Negli Stati Uniti – ancora il più grande consumatore di petrolio al mondo – le scorte di greggio presso l’hub di stoccaggio di Cushing, in Oklahoma, sono ai livelli più alti da luglio. La domanda di benzina, anche se destinata ad aumentare quando gli americani prenderanno le strade per le vacanze quest’estate, rimane al di sotto dello stesso periodo dell’anno scorso, come mostrano i dati impliciti sui consumi.

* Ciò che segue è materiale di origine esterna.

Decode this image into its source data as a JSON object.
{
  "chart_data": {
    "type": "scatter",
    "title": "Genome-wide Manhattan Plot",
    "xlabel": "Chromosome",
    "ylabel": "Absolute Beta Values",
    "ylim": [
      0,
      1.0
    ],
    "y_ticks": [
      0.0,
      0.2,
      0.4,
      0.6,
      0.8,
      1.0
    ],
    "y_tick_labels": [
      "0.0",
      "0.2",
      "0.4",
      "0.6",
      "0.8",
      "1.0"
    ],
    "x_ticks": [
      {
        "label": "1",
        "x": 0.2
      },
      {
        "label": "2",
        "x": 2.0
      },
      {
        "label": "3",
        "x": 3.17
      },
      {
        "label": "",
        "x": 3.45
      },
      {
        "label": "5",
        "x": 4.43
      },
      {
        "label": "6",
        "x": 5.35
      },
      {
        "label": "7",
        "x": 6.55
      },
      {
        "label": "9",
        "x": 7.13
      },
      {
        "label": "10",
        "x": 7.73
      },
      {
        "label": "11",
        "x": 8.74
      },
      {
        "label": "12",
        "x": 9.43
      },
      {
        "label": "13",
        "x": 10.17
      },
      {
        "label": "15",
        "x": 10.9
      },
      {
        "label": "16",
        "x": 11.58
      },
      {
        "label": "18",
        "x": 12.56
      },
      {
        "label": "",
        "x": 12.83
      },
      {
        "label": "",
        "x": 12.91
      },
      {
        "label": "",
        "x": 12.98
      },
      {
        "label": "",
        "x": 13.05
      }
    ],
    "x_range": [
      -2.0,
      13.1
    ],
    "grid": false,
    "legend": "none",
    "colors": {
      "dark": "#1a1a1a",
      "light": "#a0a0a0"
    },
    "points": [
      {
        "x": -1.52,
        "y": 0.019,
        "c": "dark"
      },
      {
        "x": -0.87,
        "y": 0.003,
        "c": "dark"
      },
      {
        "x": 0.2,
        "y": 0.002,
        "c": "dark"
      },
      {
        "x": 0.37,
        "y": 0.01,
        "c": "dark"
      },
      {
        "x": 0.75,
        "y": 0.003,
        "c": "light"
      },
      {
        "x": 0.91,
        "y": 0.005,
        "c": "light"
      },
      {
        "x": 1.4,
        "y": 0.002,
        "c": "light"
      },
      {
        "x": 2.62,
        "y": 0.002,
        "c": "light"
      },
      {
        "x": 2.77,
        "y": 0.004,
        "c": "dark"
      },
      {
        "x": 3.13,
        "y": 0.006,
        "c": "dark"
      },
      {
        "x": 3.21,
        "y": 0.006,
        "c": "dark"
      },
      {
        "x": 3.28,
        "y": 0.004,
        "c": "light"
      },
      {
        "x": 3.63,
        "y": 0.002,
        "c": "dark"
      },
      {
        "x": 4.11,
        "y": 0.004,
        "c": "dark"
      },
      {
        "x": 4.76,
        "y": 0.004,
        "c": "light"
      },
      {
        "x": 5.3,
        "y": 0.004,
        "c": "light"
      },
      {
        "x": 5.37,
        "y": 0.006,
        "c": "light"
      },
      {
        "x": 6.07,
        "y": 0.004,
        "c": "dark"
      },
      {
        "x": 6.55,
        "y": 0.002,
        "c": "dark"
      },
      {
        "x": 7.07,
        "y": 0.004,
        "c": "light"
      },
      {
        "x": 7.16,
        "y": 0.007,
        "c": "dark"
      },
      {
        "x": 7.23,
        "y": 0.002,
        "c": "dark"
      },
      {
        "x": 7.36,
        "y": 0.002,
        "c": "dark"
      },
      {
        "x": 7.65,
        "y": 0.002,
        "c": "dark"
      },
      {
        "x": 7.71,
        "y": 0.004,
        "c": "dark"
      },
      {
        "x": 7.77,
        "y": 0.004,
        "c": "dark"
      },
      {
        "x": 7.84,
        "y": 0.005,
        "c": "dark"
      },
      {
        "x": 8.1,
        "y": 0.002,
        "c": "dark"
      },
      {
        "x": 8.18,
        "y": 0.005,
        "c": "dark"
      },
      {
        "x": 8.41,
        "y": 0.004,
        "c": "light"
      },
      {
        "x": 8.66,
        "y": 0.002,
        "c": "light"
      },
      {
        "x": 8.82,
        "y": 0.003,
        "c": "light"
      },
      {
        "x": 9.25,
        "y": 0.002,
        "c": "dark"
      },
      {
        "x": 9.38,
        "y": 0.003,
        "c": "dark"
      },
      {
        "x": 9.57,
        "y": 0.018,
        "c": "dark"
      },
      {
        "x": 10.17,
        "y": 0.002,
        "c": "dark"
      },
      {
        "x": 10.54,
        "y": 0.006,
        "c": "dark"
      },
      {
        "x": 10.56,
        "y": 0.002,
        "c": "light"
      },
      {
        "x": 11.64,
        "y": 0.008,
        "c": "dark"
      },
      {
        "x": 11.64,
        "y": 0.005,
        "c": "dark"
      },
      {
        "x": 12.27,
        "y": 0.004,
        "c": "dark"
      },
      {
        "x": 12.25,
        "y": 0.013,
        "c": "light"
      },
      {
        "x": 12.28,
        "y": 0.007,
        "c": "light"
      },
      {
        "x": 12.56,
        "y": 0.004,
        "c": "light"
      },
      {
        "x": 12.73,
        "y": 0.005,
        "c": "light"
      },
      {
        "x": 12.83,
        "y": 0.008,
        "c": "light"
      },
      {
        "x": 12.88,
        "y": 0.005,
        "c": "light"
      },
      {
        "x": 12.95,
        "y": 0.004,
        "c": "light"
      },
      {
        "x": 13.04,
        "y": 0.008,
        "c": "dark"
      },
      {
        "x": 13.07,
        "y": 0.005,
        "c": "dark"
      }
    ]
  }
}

“Il mercato fisico è ancora molto instabile”, ha affermato Brian Leisen, stratega delle materie prime presso RBC Capital Markets LLC. “Troviamo difficile essere più costruttivi finché non vedremo le prove che i carichi stanno iniziando a essere venduti.”

Nonostante questi fattori di incertezza sul futuro rapporto di equilibrio tra domanda e offerta, i funzionari dell’OPEC+ rimangono in privato fiduciosi sulla domanda di petrolio in Cina e in altre parti dell’Asia.

Secondo l’Agenzia internazionale per l’energia di Parigi, il consumo di petrolio cinese è sulla buona strada per aumentare di 510.000 barili al giorno quest’anno – pari a circa la metà del totale globale – fino a 17 milioni di barili al giorno, e a espandersi ulteriormente nel 2025.

Inoltre, il consumo di petrolio del Paese potrebbe essere sostenuto visto che la Cina approfitta dei prezzi bassi per ricostituire le scorte di riserva. La Cina ha aggiunto più di 30 milioni di barili di greggio alle scorte nel mese fino a metà maggio, il ritmo più veloce in un anno, secondo i consulenti Vortexa Ltd. Questi spesso comprendono spedizioni da nazioni sanzionate come l’Iran, che commerciano a prezzi scontati rispetto ai parametri di riferimento regionali.